Sin embargo, reducir este fenómeno a una simple burbuja sería, sin embargo, engañoso. La IA ya está generando mejoras de productividad en tareas concretas y se está integrando en procesos reales de empresas y administraciones. El FMI ha subrayado que su impacto será amplio, pero gradual y muy desigual entre sectores y países. El problema es la velocidad: los beneficios económicos llegan más despacio que las expectativas financieras. Además, como advierten trabajos recientes de Daron Acemoglu y Simon Johnson, la IA tiende a concentrar rentas en pocos actores con acceso a datos, talento e infraestructura, dejando a muchos inversores y empresas con retornos limitados.
Por eso, el ajuste quizá no llegará necesariamente en forma de colapso, sino de decepción.
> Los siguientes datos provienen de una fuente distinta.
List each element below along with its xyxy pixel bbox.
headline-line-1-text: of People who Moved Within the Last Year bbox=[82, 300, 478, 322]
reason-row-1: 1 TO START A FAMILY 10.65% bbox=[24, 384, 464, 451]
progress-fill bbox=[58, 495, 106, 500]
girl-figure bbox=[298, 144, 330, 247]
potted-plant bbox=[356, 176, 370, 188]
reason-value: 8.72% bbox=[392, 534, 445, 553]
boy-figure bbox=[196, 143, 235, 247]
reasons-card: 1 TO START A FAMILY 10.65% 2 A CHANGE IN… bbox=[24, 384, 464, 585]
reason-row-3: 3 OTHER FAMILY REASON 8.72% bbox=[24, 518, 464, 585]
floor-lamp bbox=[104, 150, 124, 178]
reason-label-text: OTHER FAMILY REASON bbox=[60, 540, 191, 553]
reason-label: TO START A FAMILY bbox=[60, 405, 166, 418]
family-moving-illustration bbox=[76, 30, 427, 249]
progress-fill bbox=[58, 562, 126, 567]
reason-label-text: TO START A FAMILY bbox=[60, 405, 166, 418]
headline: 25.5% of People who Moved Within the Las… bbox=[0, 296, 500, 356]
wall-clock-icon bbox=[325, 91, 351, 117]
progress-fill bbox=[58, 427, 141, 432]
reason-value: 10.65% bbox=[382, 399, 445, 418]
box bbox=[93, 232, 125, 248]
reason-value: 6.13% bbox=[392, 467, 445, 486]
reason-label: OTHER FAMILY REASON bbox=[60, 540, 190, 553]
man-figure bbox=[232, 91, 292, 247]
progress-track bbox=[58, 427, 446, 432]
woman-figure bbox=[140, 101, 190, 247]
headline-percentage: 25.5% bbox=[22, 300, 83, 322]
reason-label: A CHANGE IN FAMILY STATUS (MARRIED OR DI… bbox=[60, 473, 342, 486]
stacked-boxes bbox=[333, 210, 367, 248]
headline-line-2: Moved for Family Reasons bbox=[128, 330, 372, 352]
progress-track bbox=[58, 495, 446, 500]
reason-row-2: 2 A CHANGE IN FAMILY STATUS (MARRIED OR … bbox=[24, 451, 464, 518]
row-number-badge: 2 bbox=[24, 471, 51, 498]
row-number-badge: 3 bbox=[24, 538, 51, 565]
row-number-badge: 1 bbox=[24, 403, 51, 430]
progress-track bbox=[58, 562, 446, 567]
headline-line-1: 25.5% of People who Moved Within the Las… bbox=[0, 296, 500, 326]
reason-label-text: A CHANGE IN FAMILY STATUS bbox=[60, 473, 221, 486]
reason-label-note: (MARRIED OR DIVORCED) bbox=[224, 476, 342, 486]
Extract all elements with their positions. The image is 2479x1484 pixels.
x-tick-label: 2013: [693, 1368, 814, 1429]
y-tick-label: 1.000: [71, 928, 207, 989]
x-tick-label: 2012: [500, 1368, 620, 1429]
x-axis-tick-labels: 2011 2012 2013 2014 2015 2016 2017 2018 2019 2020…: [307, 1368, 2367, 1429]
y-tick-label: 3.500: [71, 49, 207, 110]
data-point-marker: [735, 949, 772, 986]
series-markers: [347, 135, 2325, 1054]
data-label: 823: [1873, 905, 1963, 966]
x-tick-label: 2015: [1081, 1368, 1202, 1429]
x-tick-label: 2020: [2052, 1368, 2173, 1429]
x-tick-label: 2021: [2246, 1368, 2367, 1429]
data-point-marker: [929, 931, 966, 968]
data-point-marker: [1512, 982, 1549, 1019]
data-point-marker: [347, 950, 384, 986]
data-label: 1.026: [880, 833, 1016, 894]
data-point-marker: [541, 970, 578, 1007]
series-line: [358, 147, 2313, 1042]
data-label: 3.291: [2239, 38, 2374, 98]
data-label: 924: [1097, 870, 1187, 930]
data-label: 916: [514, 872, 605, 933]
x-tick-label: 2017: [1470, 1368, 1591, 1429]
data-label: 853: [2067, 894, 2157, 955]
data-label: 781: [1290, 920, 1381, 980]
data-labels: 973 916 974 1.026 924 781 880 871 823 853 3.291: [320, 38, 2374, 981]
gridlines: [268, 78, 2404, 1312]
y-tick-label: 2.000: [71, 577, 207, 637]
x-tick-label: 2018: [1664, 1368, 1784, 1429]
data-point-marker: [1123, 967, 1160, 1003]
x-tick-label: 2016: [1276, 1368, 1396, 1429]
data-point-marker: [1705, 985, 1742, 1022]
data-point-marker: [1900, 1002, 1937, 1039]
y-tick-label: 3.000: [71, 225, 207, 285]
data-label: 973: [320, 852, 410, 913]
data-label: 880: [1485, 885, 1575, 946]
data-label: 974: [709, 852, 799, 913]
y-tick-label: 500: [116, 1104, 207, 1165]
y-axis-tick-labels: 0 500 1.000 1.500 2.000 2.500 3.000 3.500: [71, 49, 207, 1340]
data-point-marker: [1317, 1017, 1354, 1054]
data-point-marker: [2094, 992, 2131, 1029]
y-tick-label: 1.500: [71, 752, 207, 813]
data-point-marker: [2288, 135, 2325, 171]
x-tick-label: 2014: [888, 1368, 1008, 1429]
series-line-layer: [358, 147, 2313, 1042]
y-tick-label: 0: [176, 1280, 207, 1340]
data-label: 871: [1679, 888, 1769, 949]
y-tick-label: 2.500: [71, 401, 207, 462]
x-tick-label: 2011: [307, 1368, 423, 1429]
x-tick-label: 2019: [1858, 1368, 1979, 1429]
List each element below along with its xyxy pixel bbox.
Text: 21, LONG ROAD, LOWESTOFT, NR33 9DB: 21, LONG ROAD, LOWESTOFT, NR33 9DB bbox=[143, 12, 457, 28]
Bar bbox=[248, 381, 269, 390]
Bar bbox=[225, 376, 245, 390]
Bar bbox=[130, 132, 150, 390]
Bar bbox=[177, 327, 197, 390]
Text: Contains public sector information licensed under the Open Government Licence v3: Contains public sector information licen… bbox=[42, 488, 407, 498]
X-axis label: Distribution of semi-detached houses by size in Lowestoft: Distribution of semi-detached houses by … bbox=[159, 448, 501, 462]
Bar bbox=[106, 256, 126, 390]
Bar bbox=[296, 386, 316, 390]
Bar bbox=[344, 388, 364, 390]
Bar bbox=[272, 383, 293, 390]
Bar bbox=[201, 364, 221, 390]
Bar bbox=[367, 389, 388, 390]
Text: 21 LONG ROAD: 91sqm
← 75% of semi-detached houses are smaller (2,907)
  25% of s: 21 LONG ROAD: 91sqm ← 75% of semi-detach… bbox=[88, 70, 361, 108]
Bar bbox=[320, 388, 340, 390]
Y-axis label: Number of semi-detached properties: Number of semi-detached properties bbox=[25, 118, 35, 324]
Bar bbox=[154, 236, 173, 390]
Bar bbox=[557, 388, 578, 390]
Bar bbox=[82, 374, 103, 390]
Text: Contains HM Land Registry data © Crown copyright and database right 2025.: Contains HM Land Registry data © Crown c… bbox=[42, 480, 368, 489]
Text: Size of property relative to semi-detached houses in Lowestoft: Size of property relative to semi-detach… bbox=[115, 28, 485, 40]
Resultados empresariales que no cumplen lo prometido, regulación más exigente o límites energéticos —como señala la Agencia Internacional de la Energía al analizar el consumo de los centros de datos— pueden enfriar el entusiasmo. La conclusión es incómoda pero realista: la IA probablemente transformará la economía, pero no justificará todas las inversiones que hoy se hacen en su nombre. La pregunta inicial vuelve entonces con más fuerza: no si la IA es una burbuja, sino cuántas decisiones económicas actuales acabarán siéndolo.